A number of incumbents were defeated in the recent Texas Republican primaries. The failed impeachment of Attorney General Ken Paxton was a motivating factor for nearly 50 primary challenges this year. Nine Republican incumbents were defeated outright, and eight more, including House Speaker Dade Phelan (R-Beaumont), are heading to a runoff in May.

Sims gave advice to prospective candidates when he appeared on the Cowtown Caller podcast earlier this month, identifying some of the areas candidates should focus on if they want to defy the political odds.

First, stick to the facts. Sims does not object to vigorously going after your opponent’s record, but he believes there is a right way to do it.

“Don’t ever attack your opponent just to attack them,” said Sims. “If you’re going to say something about your opponent, make sure it’s facts and don’t make up something or assume something.”

“Research is paramount to anything you do, especially in politics. There are so many resources where you can track a candidate down. You follow their money, their connections. You can see who they are tied to. You see what they voted for in the past,” he said. “That’s what you run on.
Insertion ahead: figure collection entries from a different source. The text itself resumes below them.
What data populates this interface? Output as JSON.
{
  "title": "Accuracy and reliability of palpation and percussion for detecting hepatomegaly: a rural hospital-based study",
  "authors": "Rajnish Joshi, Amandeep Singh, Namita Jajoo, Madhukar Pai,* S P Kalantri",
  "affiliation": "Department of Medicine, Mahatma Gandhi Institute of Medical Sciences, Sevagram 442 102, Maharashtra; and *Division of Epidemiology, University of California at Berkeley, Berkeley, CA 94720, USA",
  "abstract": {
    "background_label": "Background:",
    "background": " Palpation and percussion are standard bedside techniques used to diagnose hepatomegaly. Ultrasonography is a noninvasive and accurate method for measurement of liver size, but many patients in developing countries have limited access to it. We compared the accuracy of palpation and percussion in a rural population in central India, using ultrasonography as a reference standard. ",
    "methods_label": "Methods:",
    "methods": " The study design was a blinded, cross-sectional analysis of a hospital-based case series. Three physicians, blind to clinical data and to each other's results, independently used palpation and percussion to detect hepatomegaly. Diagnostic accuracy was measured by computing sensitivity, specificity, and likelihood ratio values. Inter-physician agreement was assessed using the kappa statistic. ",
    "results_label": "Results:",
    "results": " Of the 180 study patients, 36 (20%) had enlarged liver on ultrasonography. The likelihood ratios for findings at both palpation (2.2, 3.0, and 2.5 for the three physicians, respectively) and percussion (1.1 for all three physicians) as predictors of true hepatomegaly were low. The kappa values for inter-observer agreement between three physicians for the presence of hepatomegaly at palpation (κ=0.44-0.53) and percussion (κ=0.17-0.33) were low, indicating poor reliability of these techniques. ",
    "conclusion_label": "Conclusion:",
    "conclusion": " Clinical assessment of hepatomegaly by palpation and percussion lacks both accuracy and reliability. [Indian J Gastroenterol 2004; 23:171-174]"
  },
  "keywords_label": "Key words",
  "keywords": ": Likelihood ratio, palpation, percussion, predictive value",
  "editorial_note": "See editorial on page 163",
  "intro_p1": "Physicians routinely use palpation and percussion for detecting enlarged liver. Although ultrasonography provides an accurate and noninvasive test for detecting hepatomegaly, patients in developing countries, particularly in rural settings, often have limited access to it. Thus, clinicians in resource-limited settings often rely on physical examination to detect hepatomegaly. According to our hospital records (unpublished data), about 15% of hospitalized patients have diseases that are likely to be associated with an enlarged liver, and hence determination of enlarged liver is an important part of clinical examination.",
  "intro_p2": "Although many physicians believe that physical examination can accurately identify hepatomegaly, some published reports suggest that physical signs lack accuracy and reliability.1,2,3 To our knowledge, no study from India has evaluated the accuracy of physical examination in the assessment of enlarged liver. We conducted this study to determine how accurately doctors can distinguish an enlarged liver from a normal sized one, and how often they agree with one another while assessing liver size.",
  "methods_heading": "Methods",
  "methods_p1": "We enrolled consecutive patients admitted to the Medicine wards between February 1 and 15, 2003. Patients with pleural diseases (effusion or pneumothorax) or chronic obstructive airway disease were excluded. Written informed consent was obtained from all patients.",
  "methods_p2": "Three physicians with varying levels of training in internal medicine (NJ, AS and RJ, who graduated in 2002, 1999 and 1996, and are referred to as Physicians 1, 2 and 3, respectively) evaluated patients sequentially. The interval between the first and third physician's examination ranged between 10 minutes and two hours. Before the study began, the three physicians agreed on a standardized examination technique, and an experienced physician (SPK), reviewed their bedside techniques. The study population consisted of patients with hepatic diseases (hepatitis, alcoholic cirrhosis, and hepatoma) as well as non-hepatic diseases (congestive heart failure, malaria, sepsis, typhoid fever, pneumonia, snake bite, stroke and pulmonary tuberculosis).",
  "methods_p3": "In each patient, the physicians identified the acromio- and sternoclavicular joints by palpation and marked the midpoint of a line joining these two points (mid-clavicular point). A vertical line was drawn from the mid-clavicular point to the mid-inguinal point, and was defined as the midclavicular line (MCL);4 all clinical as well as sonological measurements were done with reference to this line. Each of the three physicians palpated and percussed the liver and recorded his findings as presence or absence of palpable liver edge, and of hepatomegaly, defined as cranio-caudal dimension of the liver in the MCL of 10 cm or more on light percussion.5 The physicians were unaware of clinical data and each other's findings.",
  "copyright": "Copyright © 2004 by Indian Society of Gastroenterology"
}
You run on the pure facts.”

Sims said that challengers must “remain laser-focused on what [they are] doing,” advising that candidates ignore the accusations and name-calling.

“It really takes a dedicated, strong person to be in politics –– especially a candidate –– and especially a race like Shelley’s,” he said.

According to Sims, having a ground game is critical.

“We knocked [on] hundreds of doors. We went to, I don’t know how many events. We were visible all the time,” he said. “We were somewhere every night for about three months. … You have to look voters in the face, and you have to answer every question they want you to answer with honest answers.”

“If you don’t know the answer, you tell them you don’t know the answer,” he stressed.

When asked if it is money that decides elections, Sims acknowledged that while money oftentimes does decide elections, that does not have to always be the case.

“Reggie spent over $900,000. We spent a little over $300,000. So money doesn’t always win,” Sims noted before reiterating what he believed were the fundamentals of campaigning against an incumbent.

Sims said he and Luther were “very proud of that race, very proud how we ran it, and we have no regrets on the strategy that we used to do that.”

Luther will face Democratic nominee Tiffany Drake in the November general election. District 62 generally favors Republicans, with Smith defeating the Democratic nominees by over 50 percentage points in the last two general elections.